Current language-centric agents struggle to effectively process non-linguistic, structured data in scientific domains, limiting their applicability to multimodal scientific tasks. This work proposes the Eywa framework, which for the first time enables collaborative reasoning between large language models and heterogeneous scientific foundation models, overcoming the constraint of relying solely on language as the interaction medium. Through a language-guided reasoning interface, integration of heterogeneous models, and a dynamic planning coordination mechanism, Eywa supports three collaborative architectures—EywaAgent, EywaMAS, and EywaOrchestra—enabling single-agent, multi-agent, and planning-coordination paradigms. Experiments demonstrate that this approach significantly enhances performance on structured scientific tasks across physics, life sciences, and social sciences, while reducing dependence on purely linguistic reasoning.

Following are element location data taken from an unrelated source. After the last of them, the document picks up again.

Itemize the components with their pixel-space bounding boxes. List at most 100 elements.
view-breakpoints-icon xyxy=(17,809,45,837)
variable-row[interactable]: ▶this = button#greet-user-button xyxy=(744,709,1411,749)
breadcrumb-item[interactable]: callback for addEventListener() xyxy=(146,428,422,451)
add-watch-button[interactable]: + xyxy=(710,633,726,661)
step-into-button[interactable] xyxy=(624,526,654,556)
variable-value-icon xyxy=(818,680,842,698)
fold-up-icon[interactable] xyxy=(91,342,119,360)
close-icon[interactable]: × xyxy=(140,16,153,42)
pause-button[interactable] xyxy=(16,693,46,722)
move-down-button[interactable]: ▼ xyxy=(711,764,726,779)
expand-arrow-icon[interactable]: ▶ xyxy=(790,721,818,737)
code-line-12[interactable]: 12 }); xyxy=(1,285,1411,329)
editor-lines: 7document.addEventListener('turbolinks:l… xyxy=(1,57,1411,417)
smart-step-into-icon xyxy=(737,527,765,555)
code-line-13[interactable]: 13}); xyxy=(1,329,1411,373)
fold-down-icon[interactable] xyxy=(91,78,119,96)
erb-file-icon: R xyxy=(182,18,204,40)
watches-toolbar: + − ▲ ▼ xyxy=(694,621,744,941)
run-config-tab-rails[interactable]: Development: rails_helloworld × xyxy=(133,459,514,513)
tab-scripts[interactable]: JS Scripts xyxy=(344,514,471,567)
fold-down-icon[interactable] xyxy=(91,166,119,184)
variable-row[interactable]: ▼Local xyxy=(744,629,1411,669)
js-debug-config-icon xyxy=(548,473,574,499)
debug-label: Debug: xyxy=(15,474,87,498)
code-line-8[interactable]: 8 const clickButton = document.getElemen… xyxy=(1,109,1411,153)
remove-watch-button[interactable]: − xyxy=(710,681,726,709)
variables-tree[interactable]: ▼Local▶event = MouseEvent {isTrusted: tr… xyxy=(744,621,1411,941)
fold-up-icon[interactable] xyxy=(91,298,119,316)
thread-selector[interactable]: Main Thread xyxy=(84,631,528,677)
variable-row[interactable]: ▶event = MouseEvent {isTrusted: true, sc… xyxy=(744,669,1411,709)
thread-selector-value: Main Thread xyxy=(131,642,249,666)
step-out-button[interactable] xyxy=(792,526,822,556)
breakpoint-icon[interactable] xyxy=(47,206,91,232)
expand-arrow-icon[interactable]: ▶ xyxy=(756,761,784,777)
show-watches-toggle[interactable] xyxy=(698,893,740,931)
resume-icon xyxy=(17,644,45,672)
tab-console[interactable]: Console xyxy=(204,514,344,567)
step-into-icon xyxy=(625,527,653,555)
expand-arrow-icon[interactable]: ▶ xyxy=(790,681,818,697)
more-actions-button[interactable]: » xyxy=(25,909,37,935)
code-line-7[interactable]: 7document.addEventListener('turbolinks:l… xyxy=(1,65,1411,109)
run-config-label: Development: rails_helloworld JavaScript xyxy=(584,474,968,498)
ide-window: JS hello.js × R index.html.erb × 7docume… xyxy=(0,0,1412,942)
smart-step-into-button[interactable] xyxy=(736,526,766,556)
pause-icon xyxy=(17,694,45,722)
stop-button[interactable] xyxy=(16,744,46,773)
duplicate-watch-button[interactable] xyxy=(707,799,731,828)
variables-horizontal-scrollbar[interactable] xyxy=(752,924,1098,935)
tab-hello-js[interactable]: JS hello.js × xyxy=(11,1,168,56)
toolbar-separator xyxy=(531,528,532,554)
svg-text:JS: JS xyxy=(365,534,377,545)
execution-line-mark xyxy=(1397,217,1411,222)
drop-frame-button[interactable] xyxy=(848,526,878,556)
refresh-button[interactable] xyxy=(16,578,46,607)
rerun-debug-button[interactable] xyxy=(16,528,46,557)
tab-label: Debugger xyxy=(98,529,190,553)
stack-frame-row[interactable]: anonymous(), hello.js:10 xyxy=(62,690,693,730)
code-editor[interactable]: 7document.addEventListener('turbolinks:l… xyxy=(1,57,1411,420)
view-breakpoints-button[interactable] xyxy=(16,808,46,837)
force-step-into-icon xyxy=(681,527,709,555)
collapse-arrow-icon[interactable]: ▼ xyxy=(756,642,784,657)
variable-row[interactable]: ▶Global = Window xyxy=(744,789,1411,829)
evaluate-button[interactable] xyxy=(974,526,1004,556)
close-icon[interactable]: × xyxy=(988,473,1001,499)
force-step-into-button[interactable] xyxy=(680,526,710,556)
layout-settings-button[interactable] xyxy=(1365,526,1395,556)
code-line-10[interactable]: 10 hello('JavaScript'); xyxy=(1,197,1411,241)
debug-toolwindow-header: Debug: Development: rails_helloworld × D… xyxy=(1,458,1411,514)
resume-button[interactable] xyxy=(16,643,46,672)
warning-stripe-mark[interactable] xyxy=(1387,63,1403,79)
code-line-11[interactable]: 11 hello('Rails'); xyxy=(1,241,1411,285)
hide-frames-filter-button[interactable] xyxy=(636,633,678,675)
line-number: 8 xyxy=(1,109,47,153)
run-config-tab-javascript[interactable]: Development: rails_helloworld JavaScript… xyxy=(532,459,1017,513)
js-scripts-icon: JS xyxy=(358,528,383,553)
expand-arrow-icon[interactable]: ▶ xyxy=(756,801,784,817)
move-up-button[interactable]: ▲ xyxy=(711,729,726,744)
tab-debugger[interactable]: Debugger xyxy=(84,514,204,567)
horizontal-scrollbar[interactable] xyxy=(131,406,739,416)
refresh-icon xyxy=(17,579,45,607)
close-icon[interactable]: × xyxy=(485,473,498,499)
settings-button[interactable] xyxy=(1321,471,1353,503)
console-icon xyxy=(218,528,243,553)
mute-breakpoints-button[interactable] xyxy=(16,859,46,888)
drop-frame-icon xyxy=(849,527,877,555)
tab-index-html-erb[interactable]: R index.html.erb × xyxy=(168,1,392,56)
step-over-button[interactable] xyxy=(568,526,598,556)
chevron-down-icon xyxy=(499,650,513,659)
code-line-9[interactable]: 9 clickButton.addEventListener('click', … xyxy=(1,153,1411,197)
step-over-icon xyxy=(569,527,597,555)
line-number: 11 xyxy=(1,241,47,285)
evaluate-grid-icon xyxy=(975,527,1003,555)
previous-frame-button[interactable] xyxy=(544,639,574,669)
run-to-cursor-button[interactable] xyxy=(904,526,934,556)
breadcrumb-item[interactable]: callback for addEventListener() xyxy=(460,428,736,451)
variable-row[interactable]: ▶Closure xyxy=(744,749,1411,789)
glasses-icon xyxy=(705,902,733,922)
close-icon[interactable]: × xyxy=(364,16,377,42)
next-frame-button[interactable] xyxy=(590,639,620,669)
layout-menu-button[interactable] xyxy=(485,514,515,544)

Agentic large language model systems have demonstrated strong capabilities. However, their reliance on language as the universal interface fundamentally limits their applicability to many real-world problems, especially in scientific domains where domain-specific foundation models have been developed to address specialized tasks beyond natural language. In this work, we introduce Eywa, a heterogeneous agentic framework designed to extend language-centric systems to a broader class of scientific foundation models. The key idea of Eywa is to augment domain-specific foundation models with a language-model-based reasoning interface, enabling language models to guide inference over non-linguistic data modalities. This design allows predictive foundation models, which are typically optimized for specialized data and tasks, to participate in higher-level reasoning and decision-making processes within agentic systems. Eywa can serve as a drop-in replacement for a single-agent pipeline (EywaAgent) or be integrated into existing multi-agent systems by replacing traditional agents with specialized agents (EywaMAS). We further investigate a planning-based orchestration framework in which a planner dynamically coordinates traditional agents and Eywa agents to solve complex tasks across heterogeneous data modalities (EywaOrchestra). We evaluate Eywa across a diverse set of scientific domains spanning physical, life, and social sciences. Experimental results demonstrate that Eywa improves performance on tasks involving structured and domain-specific data, while reducing reliance on language-based reasoning through effective collaboration with specialized foundation models.